When I interview software developers, I usually ask some variation of the following questions:
What Software Engineering practices do you consider critical to achieve your objectives? Are there “best practices” that do not matter, or which can be actively harmful?
My goal in asking this is mainly to understand if the candidate is opinionated, and if so where those opinions come from. For the most part there is no right or wrong answer, but there are good and bad ways to answer.
I have already posted some of my answers to the first question here. Some can be reversed to become answers to the second one too:
Don’t Repeat Yourself is easily one of the most abused principles. It leads to unnecessary over-abstraction and coupling. See “AHA” in the Alternatives section of the Wikipedia page.

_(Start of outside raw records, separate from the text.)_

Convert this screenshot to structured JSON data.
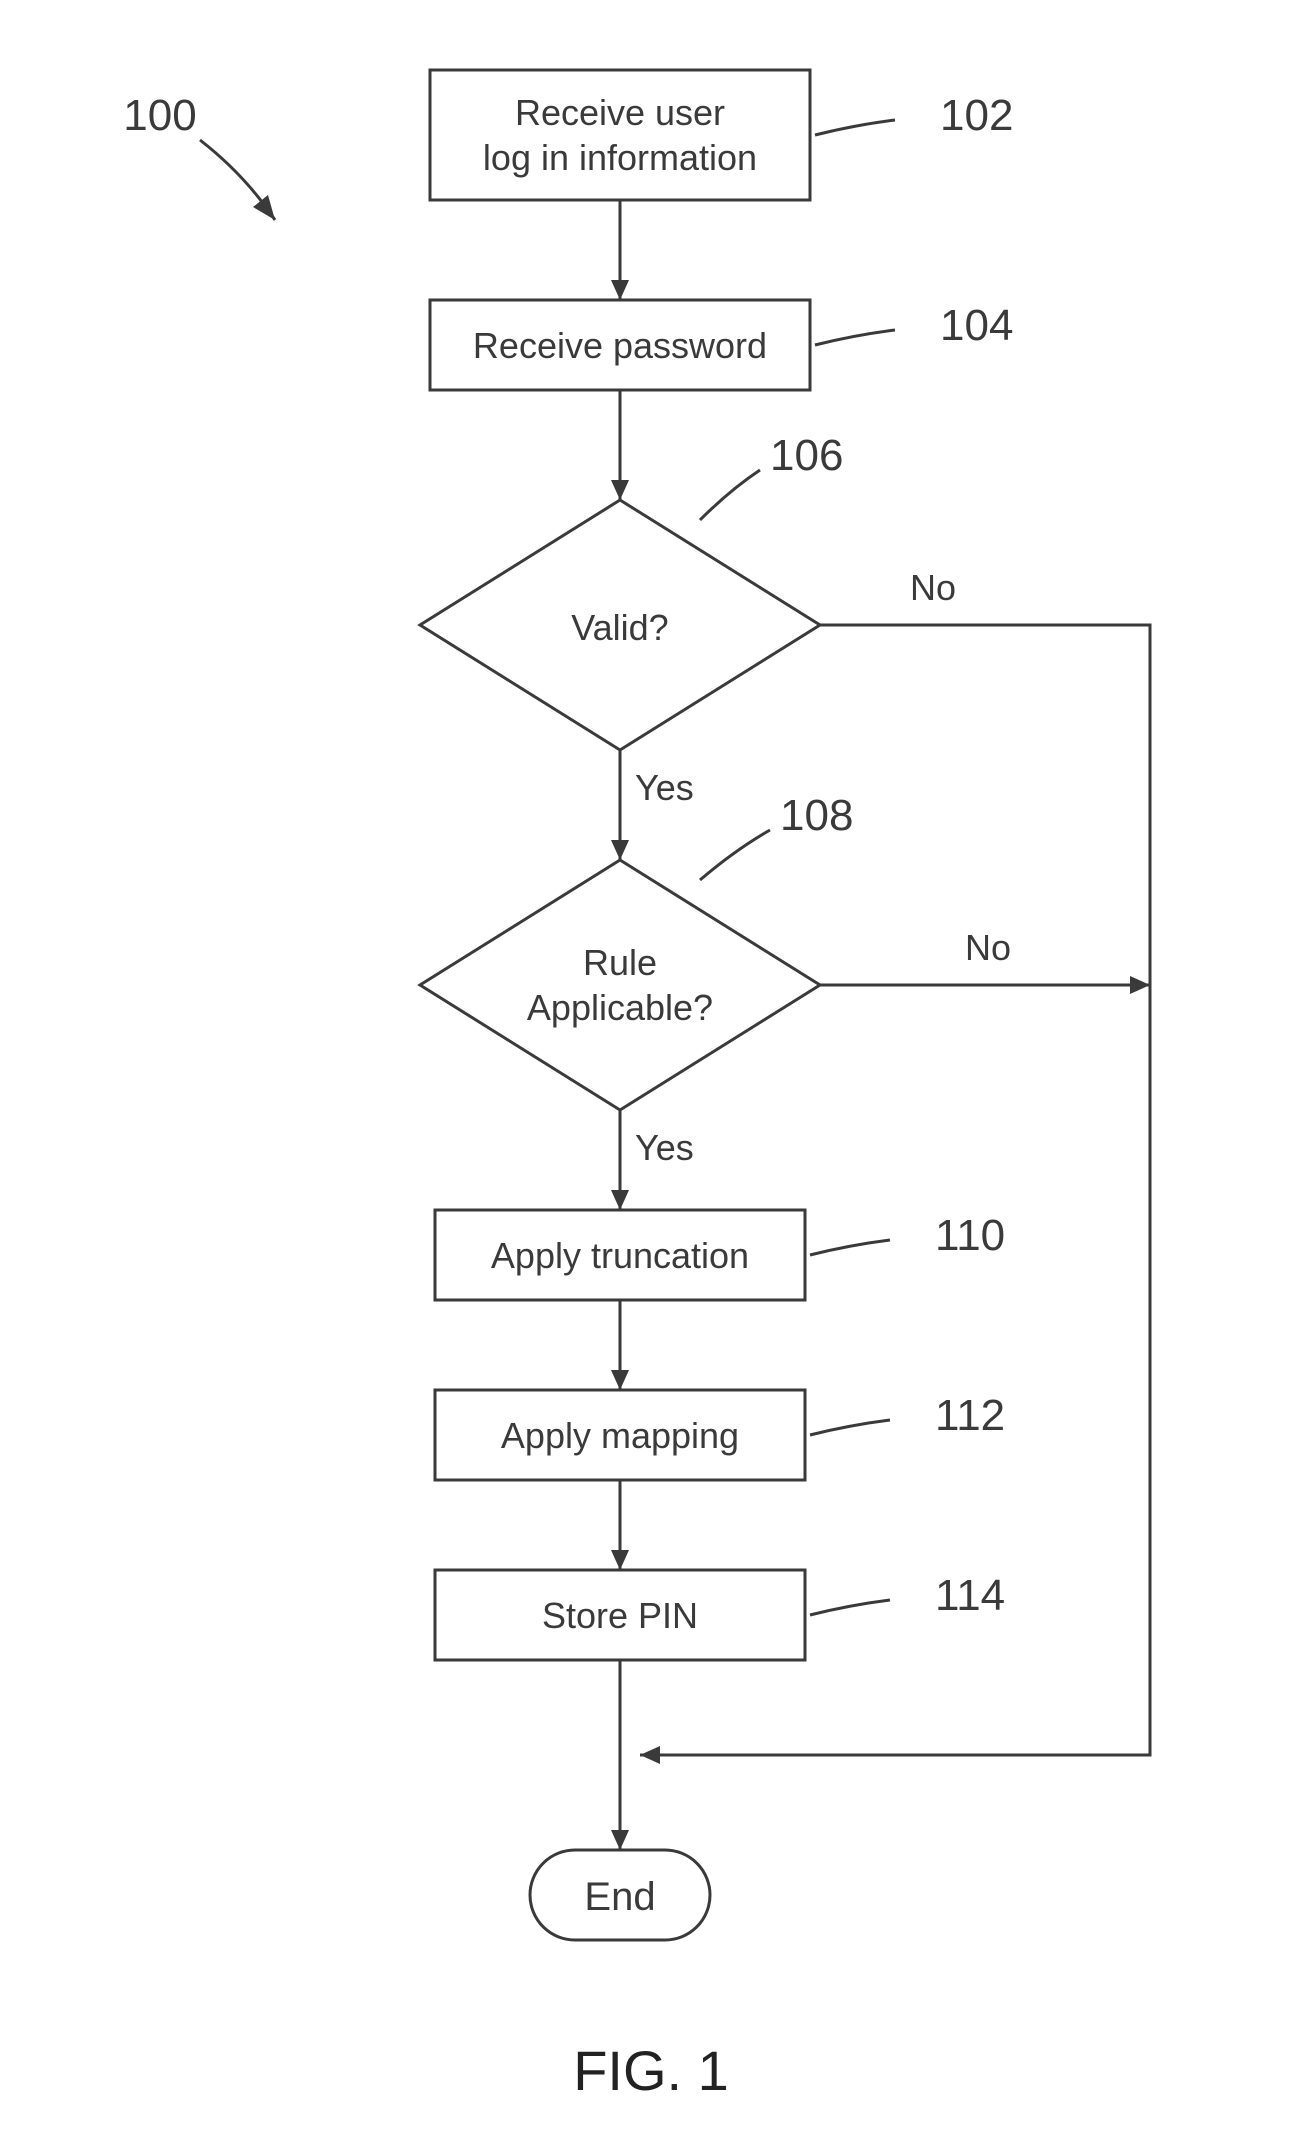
{
  "figure_label": "FIG. 1",
  "diagram_ref": "100",
  "nodes": {
    "n102": {
      "ref": "102",
      "lines": [
        "Receive user",
        "log in information"
      ]
    },
    "n104": {
      "ref": "104",
      "lines": [
        "Receive password"
      ]
    },
    "n106": {
      "ref": "106",
      "lines": [
        "Valid?"
      ]
    },
    "n108": {
      "ref": "108",
      "lines": [
        "Rule",
        "Applicable?"
      ]
    },
    "n110": {
      "ref": "110",
      "lines": [
        "Apply truncation"
      ]
    },
    "n112": {
      "ref": "112",
      "lines": [
        "Apply mapping"
      ]
    },
    "n114": {
      "ref": "114",
      "lines": [
        "Store PIN"
      ]
    },
    "end": {
      "lines": [
        "End"
      ]
    }
  },
  "edges": {
    "e106_yes": "Yes",
    "e106_no": "No",
    "e108_yes": "Yes",
    "e108_no": "No"
  }
}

“Don’t ship the Org Chart.” Conway’s Law is not something you can easily fight, so odds are you will ship the org chart. Instead, acknowledge Conway’s Law and architecture both your software and organization with that in mind.
In addition, here are some of my other answers to that second question:
Putting a limit on function sizes, and systematic method / function extraction. This appears to make code superficially more readable, but in reality it makes it less linear and harder to debug. Other posts sharing that opinion: Martin Sústrik, Loup Vaillant.
Systematic Test-driven development. TDD is very useful when the problem is well-defined and the implementation error-prone, for instance when implementing precise specs or an RFC. It is harmful when you do exploratory programming. In some code bases, I go as far as having no unit tests — only end-to-end and regression ones, in addition to plenty of inline assertions in the code.
Trying to achieve strict typing of dynamic languages. Don’t get me wrong, type-checking is helpful as a tool to catch bugs and guide development. But trying to adhere to some theoretical principles too strictly can make you lose all the benefits of the dynamic language underneath. If you want to make that trade-off, great, but then use a statically typed language instead! There are good reasons why TypeScript is unsound.
Writing extensive documentation. Some people tend to think documentation is a silver bullet, and it is often because they have a bad mental model of how users behave. There are two main ways users — including other developers — will possibly consume your documentation: they will read the Getting Started / tutorials, and then they will look for solutions when they encounter problems. Optimize your docs for that.
“Elegance” is overrated when writing software for production. It should usually be traded off for robustness first — i.e. lower MTBF and MTTR, which implies understandability — and performance second. “Elegant” is great if it means “straightforward”, harmful if it means magic.
To end this post with something related, Brett Slatkin is hosting a podcast called Worst Practices where developers talk about something terrible they do. I am sure you will recognize yourself in some of those. For instance I have only used a simple editor for a long time like Mitchell Hashimoto does, I debug with print statements like Leah Culver and I even sometimes put them in system libraries like Mahmoud Hashemi!